Comments sought on Gulf of Mexico oil and gas lease sales


03 19, 2012 by The Times-Picayune

There will be four public hearings in early April on the proposed lease sales for drilling for oil and gas in the eastern Gulf of Mexico, including one public session in New Orleans on April 9. These four hearings are the public's chance to voice their concerns and ideas about the scope of an environmental impact statement that must be completed for two proposed lease sales for drilling more than 120 miles off the coast of Alabama and Florida.

The two proposed leases are expected to contain 75 percent of the undiscovered and potentially recoverable oil and gas that the government estimates to be in the areas of the Gulf of Mexico's Outer Continental Shelf that are available for development, according to a statement from the Interior Department's Bureau of Ocean Energy Management.
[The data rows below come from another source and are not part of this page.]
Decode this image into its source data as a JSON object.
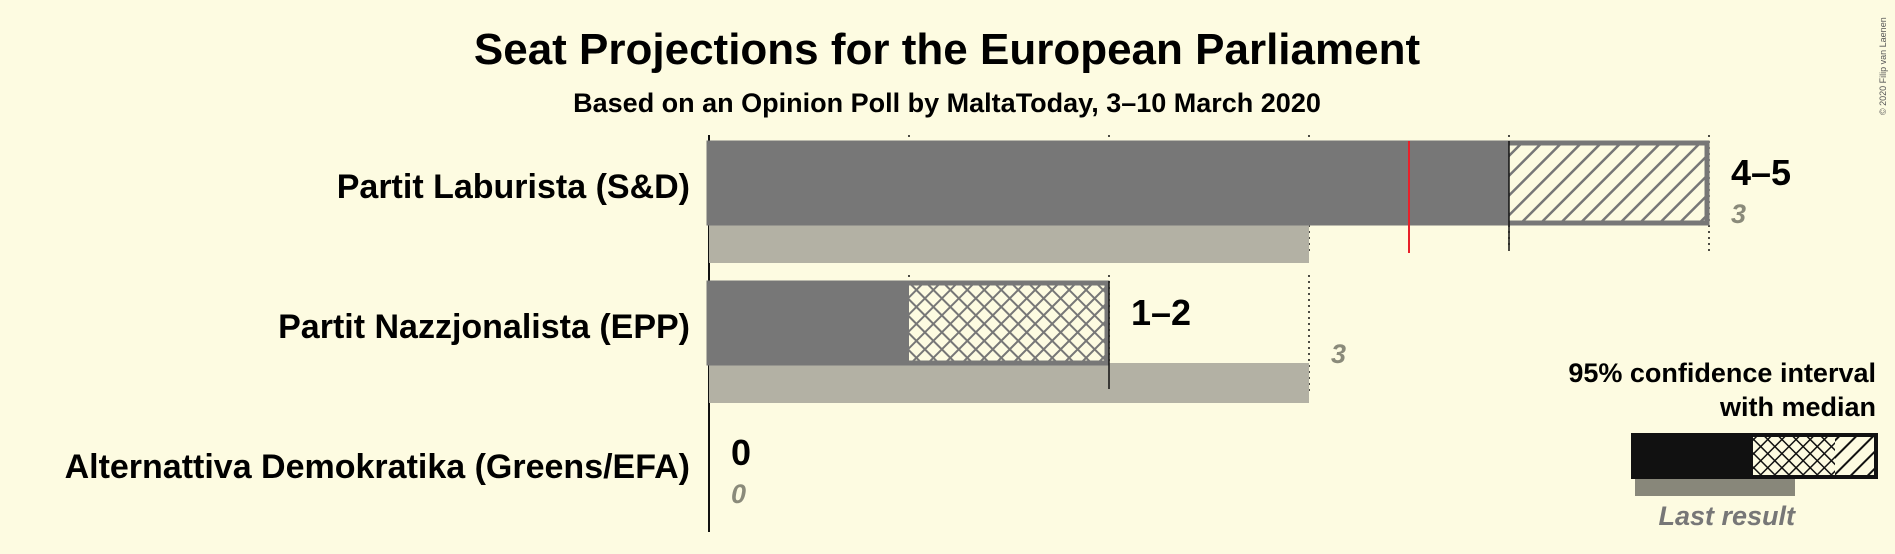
{
  "title": "Seat Projections for the European Parliament",
  "subtitle": "Based on an Opinion Poll by MaltaToday, 3–10 March 2020",
  "copyright": "© 2020 Filip van Laenen",
  "colors": {
    "background": "#fdfbe1",
    "bar": "#777777",
    "last_result": "#b3b1a4",
    "majority_line": "#e8202a",
    "legend_bar": "#111111",
    "legend_last": "#88877a"
  },
  "chart_data": {
    "type": "bar",
    "orientation": "horizontal",
    "title": "Seat Projections for the European Parliament",
    "subtitle": "Based on an Opinion Poll by MaltaToday, 3–10 March 2020",
    "xlim": [
      0,
      5
    ],
    "majority_line": 3.5,
    "categories": [
      "Partit Laburista (S&D)",
      "Partit Nazzjonalista (EPP)",
      "Alternattiva Demokratika (Greens/EFA)"
    ],
    "series": [
      {
        "values": [
          4,
          1,
          0
        ],
        "low": [
          4,
          1,
          0
        ],
        "median": [
          4,
          2,
          0
        ],
        "high": [
          5,
          2,
          0
        ],
        "range_labels": [
          "4–5",
          "1–2",
          "0"
        ]
      },
      {
        "name": "Last result",
        "values": [
          3,
          3,
          0
        ],
        "labels": [
          "3",
          "3",
          "0"
        ]
      }
    ]
  },
  "legend": {
    "title_line1": "95% confidence interval",
    "title_line2": "with median",
    "last_result": "Last result"
  }
}
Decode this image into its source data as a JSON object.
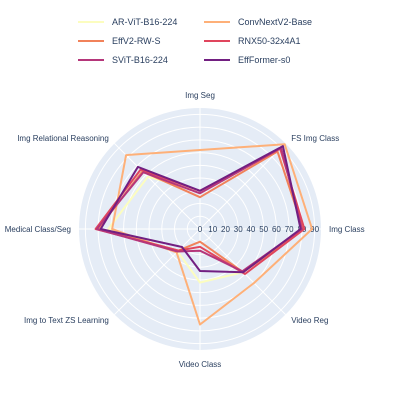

The bureau will hold public hearings April 3 in Tallahassee, Fla.; April 4 in Panama City Beach, Fla.; April 5 in Spanish Fort, Ala.; and April 9 at 1 p.m. at BOEM's offices in Harahan, at 1201 Elmwood Park Blvd.

Lease Sales 225 and 226 are in the Eastern Planning Area of the Gulf and are proposed to be available for the 2012-2017 period. This opened up part of an area where drilling for oil and gas had not been allowed, but areas farther east, such as the Straits of Florida, are still covered by a congressional lease-sale moratorium through June 30, 2022.